Bose recently launched Cardstock, a platform that zeroes in on one major pain point for teachers: communicating with parents. Usually when a teacher has to reach out to a student's parent, the method to do so is a phone call. This can be time consuming, so teachers tend to focus on calling parents whose children are in trouble or are academically at risk. Bose, who recently went through Starter League in Chicago, wanted there to be a place where teachers can communicate quick positive messages, or reminders about events or assignments.

The platform is really a messaging system, in which teachers can jot off quick notes to parents that go through as text messages. Parents can then respond, and the message will go to the teacher's internal dashboard (no more giving out personal numbers), and there is a Cardstock-generated phone number that families can use as well. The system will also nudge a teacher if they haven't corresponded with a certain family in a while. There is also a translation feature so a teachers' message can be delivered in a language that is more comfortable to a parent. Parents can then respond in any language, and the tool will translate it back to English (or any preferred language) for the teacher to read.

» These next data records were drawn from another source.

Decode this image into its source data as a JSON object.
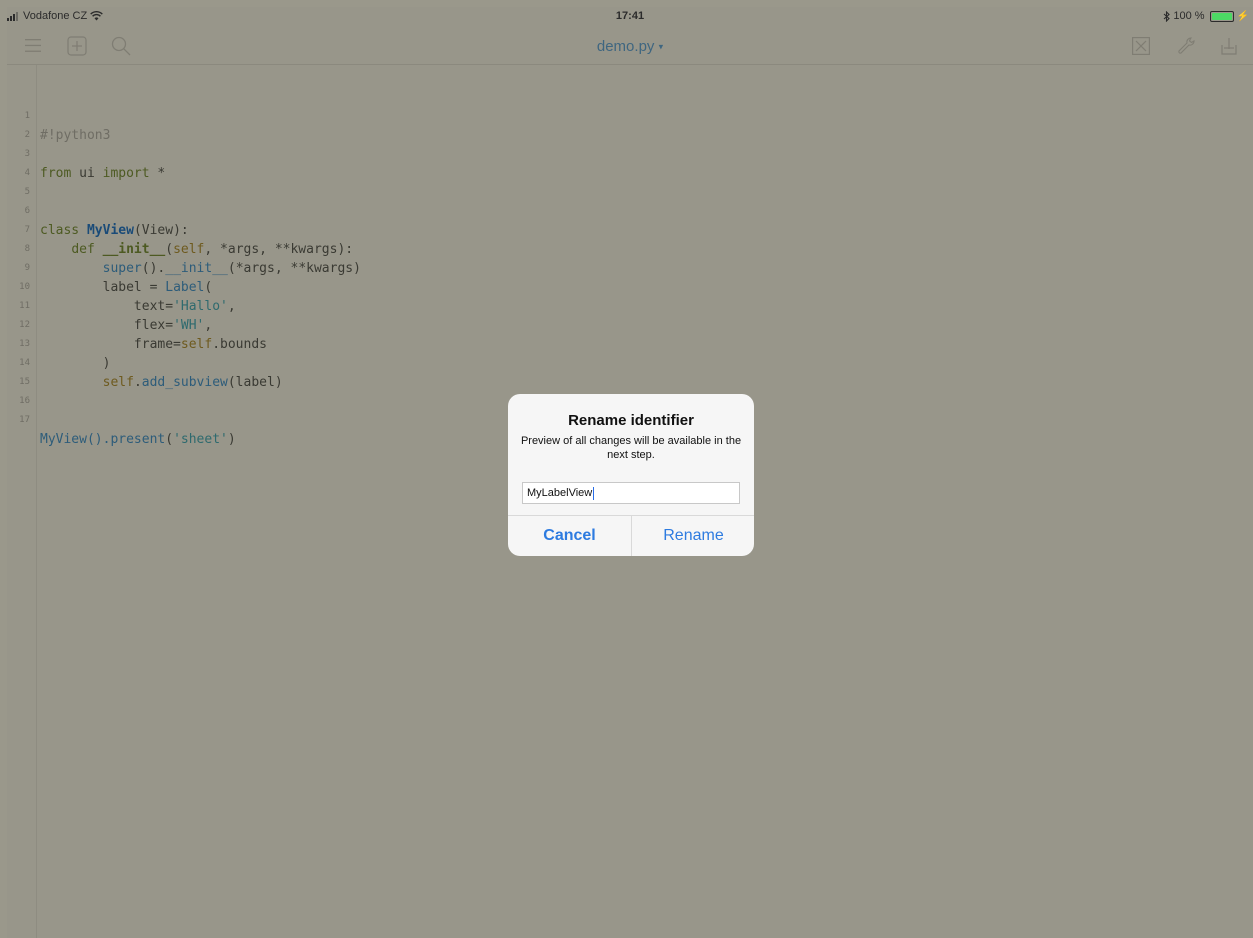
{
  "status_bar": {
    "carrier": "Vodafone CZ",
    "time": "17:41",
    "battery_text": "100 %"
  },
  "toolbar": {
    "title": "demo.py",
    "icons": [
      "menu-icon",
      "add-file-icon",
      "search-icon",
      "close-icon",
      "wrench-icon",
      "share-icon"
    ]
  },
  "editor": {
    "line_numbers": [
      "1",
      "2",
      "3",
      "4",
      "5",
      "6",
      "7",
      "8",
      "9",
      "10",
      "11",
      "12",
      "13",
      "14",
      "15",
      "16",
      "17"
    ],
    "code": {
      "l1": "#!python3",
      "l3_from": "from",
      "l3_mod": " ui ",
      "l3_import": "import",
      "l3_rest": " *",
      "l6_class": "class ",
      "l6_name": "MyView",
      "l6_rest": "(View):",
      "l7_def": "def ",
      "l7_name": "__init__",
      "l7_open": "(",
      "l7_self": "self",
      "l7_rest": ", *args, **kwargs):",
      "l8_super": "super",
      "l8_dot": "().",
      "l8_init": "__init__",
      "l8_rest": "(*args, **kwargs)",
      "l9_a": "label = ",
      "l9_label": "Label",
      "l9_b": "(",
      "l10_a": "text=",
      "l10_s": "'Hallo'",
      "l10_b": ",",
      "l11_a": "flex=",
      "l11_s": "'WH'",
      "l11_b": ",",
      "l12_a": "frame=",
      "l12_self": "self",
      "l12_b": ".bounds",
      "l13": ")",
      "l14_self": "self",
      "l14_dot": ".",
      "l14_fn": "add_subview",
      "l14_rest": "(label)",
      "l17_a": "MyView().",
      "l17_fn": "present",
      "l17_b": "(",
      "l17_s": "'sheet'",
      "l17_c": ")"
    }
  },
  "dialog": {
    "title": "Rename identifier",
    "message": "Preview of all changes will be available in the next step.",
    "input_value": "MyLabelView",
    "cancel_label": "Cancel",
    "rename_label": "Rename"
  },
  "colors": {
    "accent": "#2d7be0",
    "overlay_bg": "#98968a"
  }
}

Cardstock intro from Lanny Bose on Vimeo.

The idea came from his experience as a middle school social studies teacher and principal in Houston, Texas. As edtech became increasingly available, he was dissatisfied with the quality of products, especially from large-scale enterprise software that offered a plethora of services. "Something as simple as setting up a grade book requires three emails to tech support," he said.

A more focused approach can provide faster and more meaningful support, he argues. Parent communication was an area he always felt was inefficient, given the time required for phone calls and the language barrier-- half of his students in Houston came from a home where English wasn't the language spoken at home.

So far, Cardstock is running in five schools across Houston and Austin. Though Google translate isn't the most accurate of translation options, in beta testing this spring he said that it vastly improved teachers' ability to send messages that may not have been relayed in the past. In addition, teachers are finding ways to use it that speak directly to the needs of their classroom and students. One teacher used it as an intervention tool for 12 students struggling with behavior and academic issues: she used Cardstock to send an update everyday for each student, whether it was a note on their behavior, a reminder to finish an assignment, or a small word of praise.

Next steps for Cardstock include building out features so teachers across a grade level can see how other teachers are communicating with parents, and a feature that includes communication tools for school administrators.

On the business side, right now Bose is selling both to individual teachers and districts: $10 per teacher per month, or $100 for the year.

Bose has a background in education, business, and tech. He got his MBA through an education entrepreneurship program at Rice University in Texas, and learned to code through Starter League last year (he is originally from Schaumburg). He said he was drawn to the tech community in Chicago, as well as the mentors built into the Starter League program. The experience certainly paid off: Bose coded all of Cardstock himself.

"I was reading the Starter [League] website and having this realization-- I could do this," he said. "If I can learn how to teach kids at 22, then I can learn how to code...It can't be more daunting than 12 year olds."